9 Août 2012 , Rédigé par REVEL Stephane Publié dans #Patrimoine minier

Installé sur une ancienne fosse d'où sortaient chaque jour mille tonnes de charbon, le centre historique minier de Lewarde est depuis trente ans un lieu de la mémoire des gueules noires du Nord/Pas-de-Calais dont le patrimoine vient d'être inscrit à l'Unesco.

"Etre mineur, ce n'est pas une fatalité. Moi, j'ai commencé à 14 ans. J'ai passé un CAP d'électro-mécanicien mais je suis retourné à l'abattage. J'avais la culture de la mine déjà ancrée très jeune, mon père et mes oncles en parlaient et je connaissais ma mine avant d'y aller", raconte Daniel Francke, 63 ans, fils et petit-fils de mineur.

"J'ai quitté la mine pendant quatre ans dans les années 70, à la suite d'un grave accident dans un éboulement. Ma femme me disait +tu vas y laisser ta vie+, mais j'y suis revenu car je n'ai pas retrouvé la même solidarité ailleurs", poursuit celui qui, après 24 ans au fond des mines et une reconversion dans la restauration, a finalement remis son bleu de travail pour transmettre son vécu aux visiteurs du musée.

"La mine a fortement marqué l'histoire de la région. Ici, on a tenu à ce qu'il y en ait un panorama complet, de la formation du charbon à l'évolution des techniques d'exploitation, la vie quotidienne des mineurs et leurs conditions de travail", explique Karine Sprimont, directrice de la communication.

"La population est très fière de ce musée, et les mineurs sont heureux d'enrichir les collections en donnant leurs objets", ajoute-t-elle.

L'idée de conserver une mémoire de la mine, naît en 1973, dix-sept ans avant que le dernier puits ne ferme, dans une région où les quelque 100.000 kilomètres de galeries creusées pendant près de trois siècles ont laissé à jamais leur empreinte.

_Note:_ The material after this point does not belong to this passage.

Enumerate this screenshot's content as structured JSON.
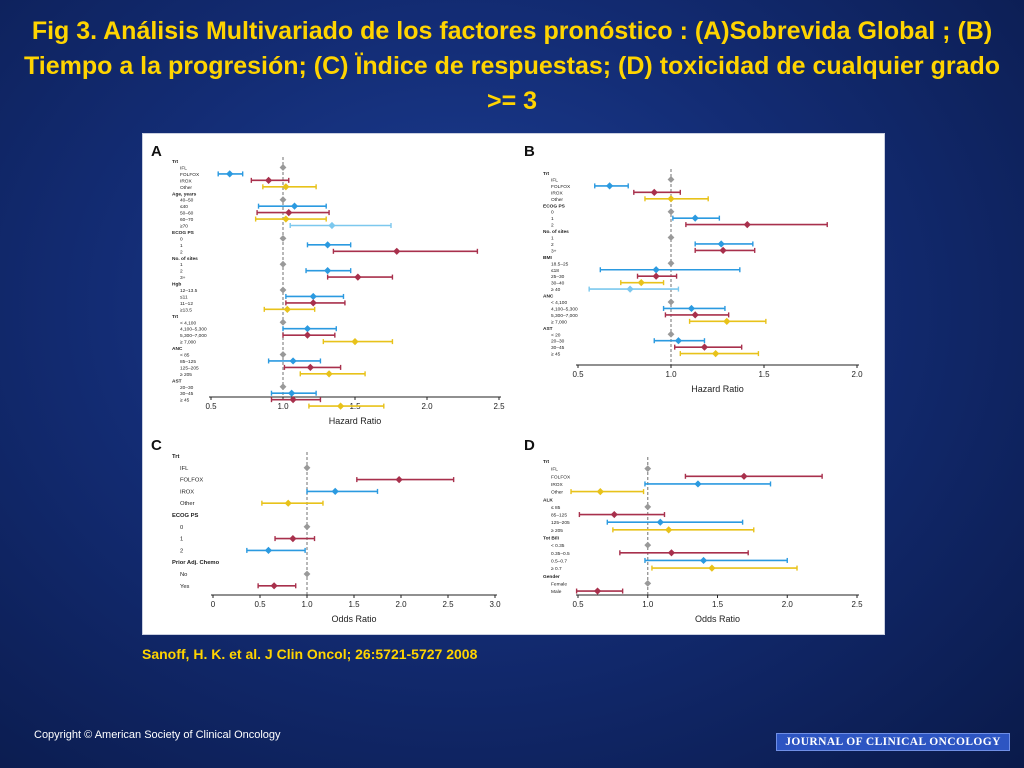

C'est pourtant en pleine campagne, loin des corons et des terrils, que les Houillères du Bassin du Nord et du Pas-de-Calais décident d'implanter le centre sur l'ancienne fosse Delloye qui, avec seulement quarante ans d'exploitation, est encore en bon état.

"Joie de vivre"

A ses 150.000 visiteurs annuels, le plus grand musée du genre en France propose de replonger dans l'ambiance d'une mine: les tapis où était trié le charbon, la "cage" où s'entassaient les gueules noires pour descendre dans les galeries, le marteau-perforateur ou encore les berlines pour transporter la houille y ont été reconstitués.

Ne manquent plus que le fracas incessant des machines et des coups de pics, la chaleur et les poussières de charbon que les mineurs inhalaient.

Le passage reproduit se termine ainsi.